Spider-Man: Shattered Dimensions
What parents need to know
Parents Need to Know
Parents need to know that Spider-Man: Shattered Dimensions is a "Teen"-rated superhero game that serves as an interactive comic book. The web-slinger engages is a lot of combat -- between the four different worlds and four falvors of Spider-Man characters -- including a stealthy level that requires you to sneak up on unsuspecting enemies. Fighting involves hand-to-hand fisticuffs (punches and kicks, including combos and aerial attacks), plus he can use his web to inflict damage, too. Some of the fighting is from a first-person perspective in closeup and slow motion.
What's it about?
He's baaack. The web-slinging Marvel superhero has returned to a small screen near you in SPIDER-MAN: SHATTERED DIMENSIONS, Activision's latest interactive comic book for multiple platforms. Narrated by Spider-Man creator Stan Lee, we learn at the start of the game of a magical artifact being shattered by Spidey himself, which pulls at the fabric of time and space. In order to reverse the damage, the all-knowing Madame Web calls on four versions of Spider-Man, from four realities, to retrieve the four tablet fragments. As such, players will play as four different Spideys: the Amazing Spider-Man (the classic acrobatic and web-slinging hero); Spider-Man Noir (a darker, stealthier Spider-Man); Ultimate Spider-Man (the modern-day Spider-Man with the black Venom suit); and Spider-Man 2099 (in the future, with special vision and abilities).
Is it any good?
Yes. While ambitious, this Spider-Man game gets a lot right, though some of the worlds are better than others. For example, the Amazing Spider-Man and Ultimate Spider-Man levels were more enjoyable than Spider-Man Noir and Spider-Man 2099 (as the latter two felt more repetitive and limited in Spidey's bag of tricks). Along with unique abilities and upgrades, each of the four worlds have its own environment, enemies, bosses, and 15 specific challenges. Overall, the developers did a great job making players feel like they're in control of distinct heroes. The controls are tight, enemies are memorable and voice-acting is terrific (both the writing and delivery, including some familiar voices such as Neil Patrick Harris). Spider-Man fans looking for some action won't be disappointed with Shattered Dimensions. Note: Despite some control and visual discrepancies, all versions of the game are the same between platforms, except for the DS version which is rated E10+ and only has 3 version of Spider-Man.

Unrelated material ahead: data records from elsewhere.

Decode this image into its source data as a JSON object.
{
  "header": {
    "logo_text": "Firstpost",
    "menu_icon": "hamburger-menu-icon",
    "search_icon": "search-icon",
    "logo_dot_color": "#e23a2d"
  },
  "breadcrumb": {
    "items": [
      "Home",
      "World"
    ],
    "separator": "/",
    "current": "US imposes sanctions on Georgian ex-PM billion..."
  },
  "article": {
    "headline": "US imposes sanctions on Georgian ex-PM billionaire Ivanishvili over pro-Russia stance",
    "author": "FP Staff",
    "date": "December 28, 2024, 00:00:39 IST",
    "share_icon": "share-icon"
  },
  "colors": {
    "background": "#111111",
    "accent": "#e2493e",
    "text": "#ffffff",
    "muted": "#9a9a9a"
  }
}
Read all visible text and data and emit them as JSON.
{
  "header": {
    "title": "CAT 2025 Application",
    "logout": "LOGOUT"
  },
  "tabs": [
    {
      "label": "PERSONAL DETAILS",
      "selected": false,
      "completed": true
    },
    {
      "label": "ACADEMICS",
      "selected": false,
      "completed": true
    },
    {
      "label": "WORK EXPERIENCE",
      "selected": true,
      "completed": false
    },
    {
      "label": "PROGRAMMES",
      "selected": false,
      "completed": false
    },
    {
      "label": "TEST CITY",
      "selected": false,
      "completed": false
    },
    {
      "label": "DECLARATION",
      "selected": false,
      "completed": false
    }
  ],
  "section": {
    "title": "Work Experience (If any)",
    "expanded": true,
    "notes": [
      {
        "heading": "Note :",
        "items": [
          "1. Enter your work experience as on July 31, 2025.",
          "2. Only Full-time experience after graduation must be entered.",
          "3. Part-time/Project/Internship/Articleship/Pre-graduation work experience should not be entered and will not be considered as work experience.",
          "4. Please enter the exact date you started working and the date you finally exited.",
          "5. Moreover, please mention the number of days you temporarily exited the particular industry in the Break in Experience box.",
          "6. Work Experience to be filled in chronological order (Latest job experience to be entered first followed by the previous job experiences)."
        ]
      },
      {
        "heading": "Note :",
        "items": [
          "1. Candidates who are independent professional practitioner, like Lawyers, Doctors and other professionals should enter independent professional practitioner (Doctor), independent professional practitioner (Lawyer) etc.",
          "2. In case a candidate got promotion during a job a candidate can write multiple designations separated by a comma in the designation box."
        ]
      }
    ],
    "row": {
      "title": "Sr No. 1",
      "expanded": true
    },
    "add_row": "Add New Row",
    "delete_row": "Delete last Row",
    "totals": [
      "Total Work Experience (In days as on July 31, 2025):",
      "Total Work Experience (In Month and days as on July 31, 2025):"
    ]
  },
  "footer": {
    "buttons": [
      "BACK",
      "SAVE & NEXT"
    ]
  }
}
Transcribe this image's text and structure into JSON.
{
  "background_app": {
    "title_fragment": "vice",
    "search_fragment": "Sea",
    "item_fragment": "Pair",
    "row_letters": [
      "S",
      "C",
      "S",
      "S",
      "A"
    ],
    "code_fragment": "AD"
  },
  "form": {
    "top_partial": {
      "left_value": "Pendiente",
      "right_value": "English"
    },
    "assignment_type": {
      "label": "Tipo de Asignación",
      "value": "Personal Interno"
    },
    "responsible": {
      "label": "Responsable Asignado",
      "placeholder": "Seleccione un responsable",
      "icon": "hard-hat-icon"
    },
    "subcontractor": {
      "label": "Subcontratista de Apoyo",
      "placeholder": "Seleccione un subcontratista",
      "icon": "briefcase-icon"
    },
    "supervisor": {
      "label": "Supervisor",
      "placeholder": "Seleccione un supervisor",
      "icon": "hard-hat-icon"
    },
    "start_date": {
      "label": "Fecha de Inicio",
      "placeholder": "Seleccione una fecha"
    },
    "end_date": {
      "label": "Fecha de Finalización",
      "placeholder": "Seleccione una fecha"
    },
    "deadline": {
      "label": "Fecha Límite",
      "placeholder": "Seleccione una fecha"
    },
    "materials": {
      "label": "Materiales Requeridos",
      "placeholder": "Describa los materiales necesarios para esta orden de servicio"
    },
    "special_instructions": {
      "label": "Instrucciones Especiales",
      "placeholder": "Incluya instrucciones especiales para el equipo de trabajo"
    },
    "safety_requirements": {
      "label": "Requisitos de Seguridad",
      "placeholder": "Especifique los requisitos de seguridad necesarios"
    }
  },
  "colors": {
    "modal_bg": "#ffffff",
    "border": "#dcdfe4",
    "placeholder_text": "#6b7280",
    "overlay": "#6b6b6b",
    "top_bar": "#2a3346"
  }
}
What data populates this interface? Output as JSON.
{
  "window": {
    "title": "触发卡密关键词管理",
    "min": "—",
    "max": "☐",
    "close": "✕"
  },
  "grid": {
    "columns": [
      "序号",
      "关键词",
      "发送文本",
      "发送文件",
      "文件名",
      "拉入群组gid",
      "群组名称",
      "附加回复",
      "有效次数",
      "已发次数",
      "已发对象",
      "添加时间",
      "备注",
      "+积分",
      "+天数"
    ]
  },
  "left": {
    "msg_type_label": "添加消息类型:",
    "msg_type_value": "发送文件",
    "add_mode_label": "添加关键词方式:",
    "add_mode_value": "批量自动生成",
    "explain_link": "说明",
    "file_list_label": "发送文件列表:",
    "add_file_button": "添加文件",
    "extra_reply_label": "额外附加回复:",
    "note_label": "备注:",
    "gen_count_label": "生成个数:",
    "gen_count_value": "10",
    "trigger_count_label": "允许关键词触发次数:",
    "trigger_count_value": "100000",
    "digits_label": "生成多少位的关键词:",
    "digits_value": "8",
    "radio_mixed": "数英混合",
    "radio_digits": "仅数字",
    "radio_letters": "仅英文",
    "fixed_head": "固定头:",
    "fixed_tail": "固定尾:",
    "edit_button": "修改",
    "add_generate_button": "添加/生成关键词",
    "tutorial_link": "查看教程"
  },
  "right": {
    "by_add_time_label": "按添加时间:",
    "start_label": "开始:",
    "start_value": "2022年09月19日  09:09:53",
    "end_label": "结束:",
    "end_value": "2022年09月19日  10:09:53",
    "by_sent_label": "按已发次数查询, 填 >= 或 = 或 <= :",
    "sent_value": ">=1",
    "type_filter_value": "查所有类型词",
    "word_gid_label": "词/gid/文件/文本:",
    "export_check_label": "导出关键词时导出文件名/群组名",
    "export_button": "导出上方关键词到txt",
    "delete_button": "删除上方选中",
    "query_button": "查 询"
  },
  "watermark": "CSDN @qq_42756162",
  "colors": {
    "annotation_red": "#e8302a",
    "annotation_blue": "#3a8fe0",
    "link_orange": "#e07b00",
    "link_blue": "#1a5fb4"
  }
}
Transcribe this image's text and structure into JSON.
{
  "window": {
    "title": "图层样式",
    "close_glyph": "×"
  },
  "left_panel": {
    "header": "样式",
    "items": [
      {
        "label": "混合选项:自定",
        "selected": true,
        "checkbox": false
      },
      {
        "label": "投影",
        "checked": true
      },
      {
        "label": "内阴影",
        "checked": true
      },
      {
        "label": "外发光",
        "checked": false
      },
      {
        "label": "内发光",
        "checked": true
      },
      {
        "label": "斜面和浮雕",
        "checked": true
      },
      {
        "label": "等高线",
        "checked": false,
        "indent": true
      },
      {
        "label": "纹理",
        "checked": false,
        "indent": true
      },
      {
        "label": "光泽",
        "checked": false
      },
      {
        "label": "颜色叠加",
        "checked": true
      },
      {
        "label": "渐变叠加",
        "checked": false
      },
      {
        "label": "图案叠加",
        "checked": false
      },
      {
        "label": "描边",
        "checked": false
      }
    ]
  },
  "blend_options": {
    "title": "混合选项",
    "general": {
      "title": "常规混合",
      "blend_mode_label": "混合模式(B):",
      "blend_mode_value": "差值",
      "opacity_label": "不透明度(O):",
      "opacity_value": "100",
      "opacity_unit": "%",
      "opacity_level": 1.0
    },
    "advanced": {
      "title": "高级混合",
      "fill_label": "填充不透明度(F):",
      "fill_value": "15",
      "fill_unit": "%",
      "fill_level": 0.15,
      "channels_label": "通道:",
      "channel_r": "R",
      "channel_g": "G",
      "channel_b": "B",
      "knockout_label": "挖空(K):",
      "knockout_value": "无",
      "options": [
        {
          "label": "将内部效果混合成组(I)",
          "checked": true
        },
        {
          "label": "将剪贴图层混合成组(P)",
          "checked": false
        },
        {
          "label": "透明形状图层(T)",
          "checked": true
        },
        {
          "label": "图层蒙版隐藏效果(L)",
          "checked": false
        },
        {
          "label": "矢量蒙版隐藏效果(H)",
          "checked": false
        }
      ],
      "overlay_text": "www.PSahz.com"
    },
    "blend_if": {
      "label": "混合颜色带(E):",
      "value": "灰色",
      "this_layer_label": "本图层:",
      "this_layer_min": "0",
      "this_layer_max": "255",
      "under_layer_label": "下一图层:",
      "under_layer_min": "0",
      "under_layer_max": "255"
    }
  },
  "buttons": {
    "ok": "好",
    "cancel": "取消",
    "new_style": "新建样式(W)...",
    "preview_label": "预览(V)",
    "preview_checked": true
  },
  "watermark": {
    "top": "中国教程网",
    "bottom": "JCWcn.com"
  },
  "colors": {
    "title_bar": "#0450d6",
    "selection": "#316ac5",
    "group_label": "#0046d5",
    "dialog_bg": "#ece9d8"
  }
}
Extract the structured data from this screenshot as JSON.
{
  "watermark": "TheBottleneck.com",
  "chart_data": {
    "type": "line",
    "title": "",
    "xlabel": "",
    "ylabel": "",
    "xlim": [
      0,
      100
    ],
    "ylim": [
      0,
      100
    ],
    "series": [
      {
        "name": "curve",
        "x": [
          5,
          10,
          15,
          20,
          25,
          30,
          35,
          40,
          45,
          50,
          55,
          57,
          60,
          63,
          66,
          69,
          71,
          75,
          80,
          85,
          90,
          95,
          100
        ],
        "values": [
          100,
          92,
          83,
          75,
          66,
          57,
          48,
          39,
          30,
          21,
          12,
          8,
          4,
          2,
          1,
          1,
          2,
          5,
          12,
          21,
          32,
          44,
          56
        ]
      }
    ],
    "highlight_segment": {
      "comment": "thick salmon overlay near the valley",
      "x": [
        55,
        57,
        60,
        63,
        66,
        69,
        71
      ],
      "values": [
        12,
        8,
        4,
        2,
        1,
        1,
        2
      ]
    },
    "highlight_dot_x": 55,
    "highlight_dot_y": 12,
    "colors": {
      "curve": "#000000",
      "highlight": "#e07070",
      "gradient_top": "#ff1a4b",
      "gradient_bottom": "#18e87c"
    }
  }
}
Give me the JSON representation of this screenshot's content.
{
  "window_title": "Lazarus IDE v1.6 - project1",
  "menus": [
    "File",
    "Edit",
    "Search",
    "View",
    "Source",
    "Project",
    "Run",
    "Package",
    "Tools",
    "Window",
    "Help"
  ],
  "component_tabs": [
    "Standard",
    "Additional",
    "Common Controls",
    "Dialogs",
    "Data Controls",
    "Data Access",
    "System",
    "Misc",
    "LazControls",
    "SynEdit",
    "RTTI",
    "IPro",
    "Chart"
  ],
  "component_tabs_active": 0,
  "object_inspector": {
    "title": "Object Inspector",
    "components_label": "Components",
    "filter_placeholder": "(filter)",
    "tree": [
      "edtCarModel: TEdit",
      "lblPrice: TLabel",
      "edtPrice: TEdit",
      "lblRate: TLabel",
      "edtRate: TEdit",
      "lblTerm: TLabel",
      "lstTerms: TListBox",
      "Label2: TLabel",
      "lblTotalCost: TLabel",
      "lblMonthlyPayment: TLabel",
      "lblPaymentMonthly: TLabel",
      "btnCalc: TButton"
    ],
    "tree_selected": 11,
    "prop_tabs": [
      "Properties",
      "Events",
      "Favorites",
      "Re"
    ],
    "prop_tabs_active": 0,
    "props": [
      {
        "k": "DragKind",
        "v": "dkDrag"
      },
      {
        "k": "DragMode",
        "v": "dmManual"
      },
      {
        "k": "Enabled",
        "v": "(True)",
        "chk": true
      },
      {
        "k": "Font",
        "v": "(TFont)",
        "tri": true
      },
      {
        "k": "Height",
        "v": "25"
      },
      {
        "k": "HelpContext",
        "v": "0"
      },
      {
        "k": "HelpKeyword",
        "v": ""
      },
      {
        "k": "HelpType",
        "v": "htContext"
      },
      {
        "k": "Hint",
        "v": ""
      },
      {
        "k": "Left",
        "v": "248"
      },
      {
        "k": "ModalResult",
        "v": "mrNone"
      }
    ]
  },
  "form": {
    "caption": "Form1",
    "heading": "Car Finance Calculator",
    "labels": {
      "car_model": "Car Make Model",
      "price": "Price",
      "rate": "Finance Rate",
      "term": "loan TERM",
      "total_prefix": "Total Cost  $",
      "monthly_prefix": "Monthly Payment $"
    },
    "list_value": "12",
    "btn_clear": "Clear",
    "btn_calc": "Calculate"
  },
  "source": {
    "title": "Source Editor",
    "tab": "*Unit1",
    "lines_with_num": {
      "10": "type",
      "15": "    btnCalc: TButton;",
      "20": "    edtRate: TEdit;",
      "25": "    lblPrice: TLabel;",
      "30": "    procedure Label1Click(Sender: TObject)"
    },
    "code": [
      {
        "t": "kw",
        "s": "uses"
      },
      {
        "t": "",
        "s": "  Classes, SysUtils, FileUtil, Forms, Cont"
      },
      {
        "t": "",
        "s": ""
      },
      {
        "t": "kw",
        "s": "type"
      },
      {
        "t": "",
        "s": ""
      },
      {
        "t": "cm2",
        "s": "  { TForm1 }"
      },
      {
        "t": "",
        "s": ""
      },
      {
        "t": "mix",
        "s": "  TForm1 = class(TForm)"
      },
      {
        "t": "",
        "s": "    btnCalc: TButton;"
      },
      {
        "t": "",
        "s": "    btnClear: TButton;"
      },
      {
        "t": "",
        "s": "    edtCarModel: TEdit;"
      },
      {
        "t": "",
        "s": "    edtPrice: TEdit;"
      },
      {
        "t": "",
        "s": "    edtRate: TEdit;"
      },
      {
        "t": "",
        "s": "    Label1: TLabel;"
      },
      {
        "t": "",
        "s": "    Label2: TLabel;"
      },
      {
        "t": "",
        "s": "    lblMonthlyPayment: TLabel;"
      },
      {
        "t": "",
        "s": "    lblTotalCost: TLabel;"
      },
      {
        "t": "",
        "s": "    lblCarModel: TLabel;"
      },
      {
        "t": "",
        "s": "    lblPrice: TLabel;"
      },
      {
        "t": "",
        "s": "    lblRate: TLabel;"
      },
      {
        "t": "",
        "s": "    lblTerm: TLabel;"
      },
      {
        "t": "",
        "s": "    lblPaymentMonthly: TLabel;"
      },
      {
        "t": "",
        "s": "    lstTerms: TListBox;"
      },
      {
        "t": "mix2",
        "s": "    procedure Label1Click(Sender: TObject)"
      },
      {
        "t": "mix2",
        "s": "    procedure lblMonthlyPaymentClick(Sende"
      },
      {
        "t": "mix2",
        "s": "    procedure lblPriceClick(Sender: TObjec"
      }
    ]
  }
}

Families can talk about...
Families can talk about whether a combat-heavy game like this is more suitable for younger players than other fighting-based video games. After all, it's clear the game looks like a comic book, with most worlds bright and colorful, plus he's a superhero who fights against evil. Or is this Spider-Man game no better than other fighting games? Is violence still violence even if you dress it up in comic book fiction?